The suggestions for the evaluation of so-called digital scholarship likewise seem to me as ones that should be among those applied to all other forms of scholarship. Every scholar should consider what “the medium enables that would not be possible in other formats.” I converted the criteria from the section on design (II.a.3) into point-form in order to consider whether they should be applied to every scholarly production:

  • Clarity and effectiveness of interface design.
  • Ease of identifying and accessing information.
  • Ease of navigating the resources.
  • Adherence to established standards of accessibility.
  • Ease of use for all users.
  • Coherence between the design and the argument of the project.

Any scholarly work that lacks these attributes is probably flawed. Every scholar should be able to articulate why one means of demonstrating scholarship was chosen over and against the other options now available. There must be a thousand ways to explain why someone chose to write a single-author work in print whose argument is considered finished. Why was that mode of dissemination chosen rather than others?

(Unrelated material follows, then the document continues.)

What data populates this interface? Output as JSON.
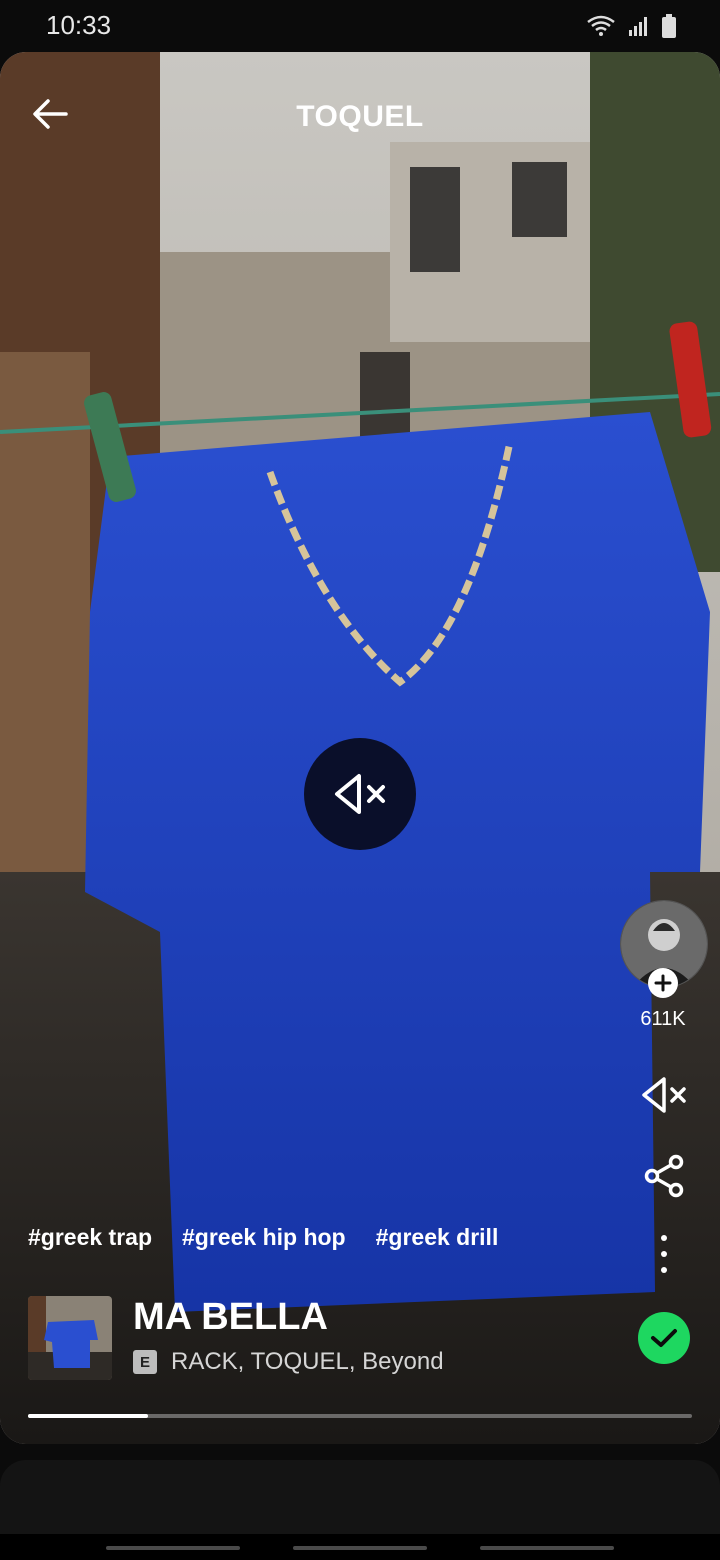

And so I would suggest that these guidelines be pitched as a statement of general expectations rather than simply directing them to those who do “digital” scholarship. Fulfilling these attributes-cum-criteria thereby helps any scholarly production succeed in the parameters of evaluation set forth by the proposed guidelines. In such a case, then, I would suggest that these guidelines be revised to clearly state that the document sets the bar for what is expected of contemporary scholars of religion. Whomever expects to be counted within today’s academia needs to establish capabilities to be conversant in the variety of environments for the production and presentation of their colleague’s scholarship.

My suggestion is to revise these guidelines as a statement on the general professional development of scholars who live in a world where being “computer-savvy” is a basic requirement. I have already suggested something along these lines. So, to turn the guidelines around, let’s ask a different question: who may be excused for limiting their academic literacy to single-author, finished works in print? For that, I think, no academic should be getting a proverbial “star on thars.”

N.B. The entire constituency of the AAR should pay close attention to the sections on “additional evaluative sources” and “promotion and tenure” (e.g. II.c.1 and the fifth and sixth bulleted points of III.b.).